Allow her to escape into her writing. Alexandra lives a stifled life at the start of the book, and she explains: 'I have my writing, and that's my one escape. My sanctuary, if you like.' When you give your heroine such a vehicle for escape, you give her the means to exact change - to explore on the page her limitations and how she may break them, and in doing so find the wisdom and courage to act in her own life.

Make her a keen observer. Writers take in everything around them - the sights, the smells, the sounds, the tastes, the textures - and infuse their writing with tiny details gleaned from observations. In Indiscretion, for example, Alexandra takes a train across Spain, and uses the journey as an opportunity to people-watch and to make a mental note of characteristics, so that she might use them in her writing.

Give her classic writing implements. My book is set in the 1950s, pre-laptops, so of course it is easy for me to have Alexandra sitting at a typewriter or handwriting onto paper. But even in the modern era, there's scope for romanticising writing. Just because you sit in the corner of a dim study tapping away on a computer keyboard doesn't mean she has to!

Make your writer a reader too. To write, one must read: it is how we learn our craft, and of course it is essential for research. The writer is to be found with a pen in one hand and a book in the other. In Indiscretion, Alexandra has read many books on the land of her birth, Spain, and her comparison of her learning and real-life experience is an emotional and transformative journey for her.
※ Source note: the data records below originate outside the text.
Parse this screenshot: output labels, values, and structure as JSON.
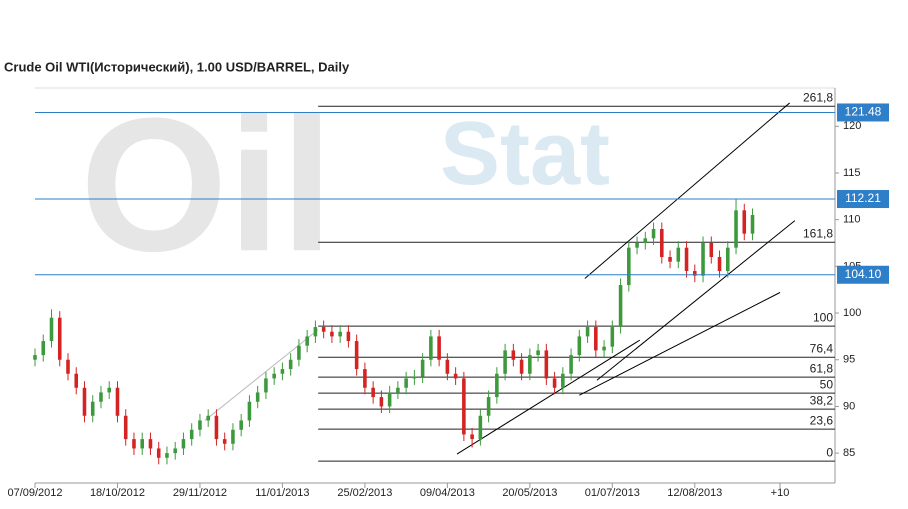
{
  "chart_data": {
    "type": "candlestick",
    "title": "Crude Oil WTI(Исторический), 1.00 USD/BARREL, Daily",
    "watermark": [
      "Oil",
      "Stat"
    ],
    "x": [
      0,
      3,
      6,
      9,
      12,
      15,
      18,
      21,
      24,
      27,
      30,
      33,
      36,
      39,
      42,
      45,
      48,
      51,
      54,
      57,
      60,
      63,
      66,
      69,
      72,
      75,
      78,
      81,
      84,
      87,
      90,
      93,
      96,
      99,
      102,
      105,
      108,
      111,
      114,
      117,
      120,
      123,
      126,
      129,
      132,
      135,
      138,
      141,
      144,
      147,
      150,
      153,
      156,
      159,
      162,
      165,
      168,
      171,
      174,
      177,
      180,
      183,
      186,
      189,
      192,
      195,
      198,
      201,
      204,
      207,
      210,
      213,
      216,
      219,
      222,
      225,
      228,
      231,
      234,
      237,
      240,
      243,
      246,
      249,
      252,
      255,
      258,
      261
    ],
    "open": [
      95,
      95.5,
      97,
      99.5,
      95,
      93.5,
      92,
      89,
      90.5,
      91.5,
      92,
      89,
      86.5,
      85.5,
      86.5,
      85.5,
      84.5,
      85,
      85.5,
      86.5,
      87.5,
      88.5,
      89,
      86.5,
      86,
      87.5,
      88.5,
      90.5,
      91.5,
      93,
      93.5,
      94,
      95,
      96.5,
      97.5,
      98.5,
      98,
      97.5,
      98,
      97,
      94,
      92,
      91,
      90,
      91.5,
      92,
      93,
      93.2,
      95,
      97.5,
      95,
      93.5,
      93,
      87,
      86.5,
      89,
      91,
      93.5,
      96,
      95,
      93.5,
      95.5,
      96,
      93,
      92,
      93.5,
      95.5,
      97.5,
      98.5,
      96,
      96.4,
      98.5,
      103,
      107,
      107.5,
      108,
      109,
      106,
      105.5,
      107,
      104.5,
      104,
      107.5,
      106,
      104.5,
      107,
      111,
      108.5
    ],
    "high": [
      96.2,
      97.7,
      100.4,
      100.2,
      95.7,
      94.2,
      92.7,
      91.2,
      92.2,
      92.7,
      92.7,
      89.7,
      87.2,
      87.2,
      87.2,
      86.2,
      85.7,
      86.2,
      87.2,
      88.2,
      89.2,
      89.7,
      89.7,
      87.2,
      88.2,
      89.2,
      91.2,
      92.2,
      93.7,
      94.2,
      94.7,
      95.7,
      97.2,
      98.2,
      99.2,
      99.2,
      98.7,
      98.7,
      98.7,
      97.7,
      94.7,
      92.7,
      91.7,
      92.2,
      92.7,
      93.7,
      93.9,
      95.7,
      98.2,
      98.2,
      95.7,
      94.2,
      93.7,
      87.7,
      89.7,
      91.7,
      94.2,
      96.7,
      96.7,
      95.7,
      96.2,
      96.7,
      96.7,
      93.7,
      94.2,
      96.2,
      98.2,
      99.2,
      99.2,
      97.1,
      99.2,
      103.7,
      107.7,
      108.2,
      108.7,
      109.7,
      109.7,
      106.7,
      107.7,
      107.7,
      105.2,
      108.2,
      108.2,
      106.7,
      107.7,
      112.2,
      111.7,
      111.2
    ],
    "low": [
      94.3,
      94.8,
      96.3,
      94.3,
      92.8,
      91.3,
      88.3,
      88.3,
      89.8,
      90.8,
      88.3,
      85.8,
      84.8,
      84.8,
      84.8,
      83.8,
      83.8,
      84.3,
      84.8,
      85.8,
      86.8,
      87.8,
      85.8,
      85.3,
      85.3,
      86.8,
      87.8,
      89.8,
      90.8,
      92.3,
      92.8,
      93.3,
      94.3,
      95.8,
      96.8,
      97.3,
      96.8,
      96.8,
      96.3,
      93.3,
      91.3,
      90.3,
      89.3,
      89.3,
      90.8,
      91.3,
      92.3,
      92.5,
      94.3,
      94.3,
      92.8,
      92.3,
      86.3,
      85.6,
      85.8,
      88.3,
      90.3,
      92.8,
      94.3,
      92.8,
      92.8,
      94.8,
      92.3,
      91.3,
      91.3,
      92.8,
      94.8,
      96.8,
      95.3,
      95.3,
      95.7,
      97.8,
      102.3,
      106.3,
      106.8,
      107.3,
      105.3,
      104.8,
      104.8,
      103.8,
      103.3,
      103.3,
      105.3,
      103.8,
      103.8,
      106.3,
      107.8,
      107.8
    ],
    "close": [
      95.5,
      97,
      99.5,
      95,
      93.5,
      92,
      89,
      90.5,
      91.5,
      92,
      89,
      86.5,
      85.5,
      86.5,
      85.5,
      84.5,
      85,
      85.5,
      86.5,
      87.5,
      88.5,
      89,
      86.5,
      86,
      87.5,
      88.5,
      90.5,
      91.5,
      93,
      93.5,
      94,
      95,
      96.5,
      97.5,
      98.5,
      98,
      97.5,
      98,
      97,
      94,
      92,
      91,
      90,
      91.5,
      92,
      93,
      93.2,
      95,
      97.5,
      95,
      93.5,
      93,
      87,
      86.5,
      89,
      91,
      93.5,
      96,
      95,
      93.5,
      95.5,
      96,
      93,
      92,
      93.5,
      95.5,
      97.5,
      98.5,
      96,
      96.4,
      98.5,
      103,
      107,
      107.5,
      108,
      109,
      106,
      105.5,
      107,
      104.5,
      104,
      107.5,
      106,
      104.5,
      107,
      111,
      108.5,
      110.5
    ],
    "up_color": "#3c9a3c",
    "down_color": "#d42323",
    "xlim": [
      0,
      291
    ],
    "xticks": [
      {
        "value": 0,
        "label": "07/09/2012"
      },
      {
        "value": 30,
        "label": "18/10/2012"
      },
      {
        "value": 60,
        "label": "29/11/2012"
      },
      {
        "value": 90,
        "label": "11/01/2013"
      },
      {
        "value": 120,
        "label": "25/02/2013"
      },
      {
        "value": 150,
        "label": "09/04/2013"
      },
      {
        "value": 180,
        "label": "20/05/2013"
      },
      {
        "value": 210,
        "label": "01/07/2013"
      },
      {
        "value": 240,
        "label": "12/08/2013"
      },
      {
        "value": 271,
        "label": "+10"
      }
    ],
    "ylim": [
      81.8,
      124.1
    ],
    "yticks": [
      85,
      90,
      95,
      100,
      105,
      110,
      115,
      120
    ],
    "levels": [
      {
        "value": 121.48,
        "label": "121.48"
      },
      {
        "value": 112.21,
        "label": "112.21"
      },
      {
        "value": 104.1,
        "label": "104.10"
      }
    ],
    "level_color": "#2f7fc8",
    "fibonacci": {
      "x_start": 103,
      "levels": [
        {
          "value": 122.14,
          "label": "261,8"
        },
        {
          "value": 107.58,
          "label": "161,8"
        },
        {
          "value": 98.6,
          "label": "100"
        },
        {
          "value": 95.27,
          "label": "76,4"
        },
        {
          "value": 93.14,
          "label": "61,8"
        },
        {
          "value": 91.42,
          "label": "50"
        },
        {
          "value": 89.71,
          "label": "38,2"
        },
        {
          "value": 87.57,
          "label": "23,6"
        },
        {
          "value": 84.14,
          "label": "0"
        }
      ]
    },
    "trend_lines": [
      {
        "x": [
          200,
          274.5
        ],
        "y": [
          103.7,
          122.5
        ],
        "color": "#000000"
      },
      {
        "x": [
          204.4,
          276.4
        ],
        "y": [
          92.8,
          109.9
        ],
        "color": "#000000"
      },
      {
        "x": [
          198,
          271
        ],
        "y": [
          91.2,
          102.2
        ],
        "color": "#000000"
      },
      {
        "x": [
          153.5,
          220
        ],
        "y": [
          84.9,
          97.1
        ],
        "color": "#000000"
      },
      {
        "x": [
          61.8,
          102.9
        ],
        "y": [
          88.5,
          98.2
        ],
        "color": "#bbbbbb"
      }
    ]
  }
}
Give her a writing hideaway. It is not only the act of writing that we writers love, but also the setting for writing: the right to find somewhere beautiful, somewhere cosy, somewhere quiet and secluded, just for us. I have writing spots all over my French and Kent homes - in the houses but also, when the weather permits, in the grounds. In Indiscretion, I wanted to give Alexandra a retreat, so I created a little summerhouse, overgrown with red bougainvillea, to which she can escape the suffocating atmosphere of the hacienda. There, she can lose herself in nature and write freely.

Above all, inject your heroine with your writing self: your strengths and more certainly your weaknesses. Perhaps you will find, at the end of the novel, that you have not only learnt a great deal about your heroine, but also about yourself as an author.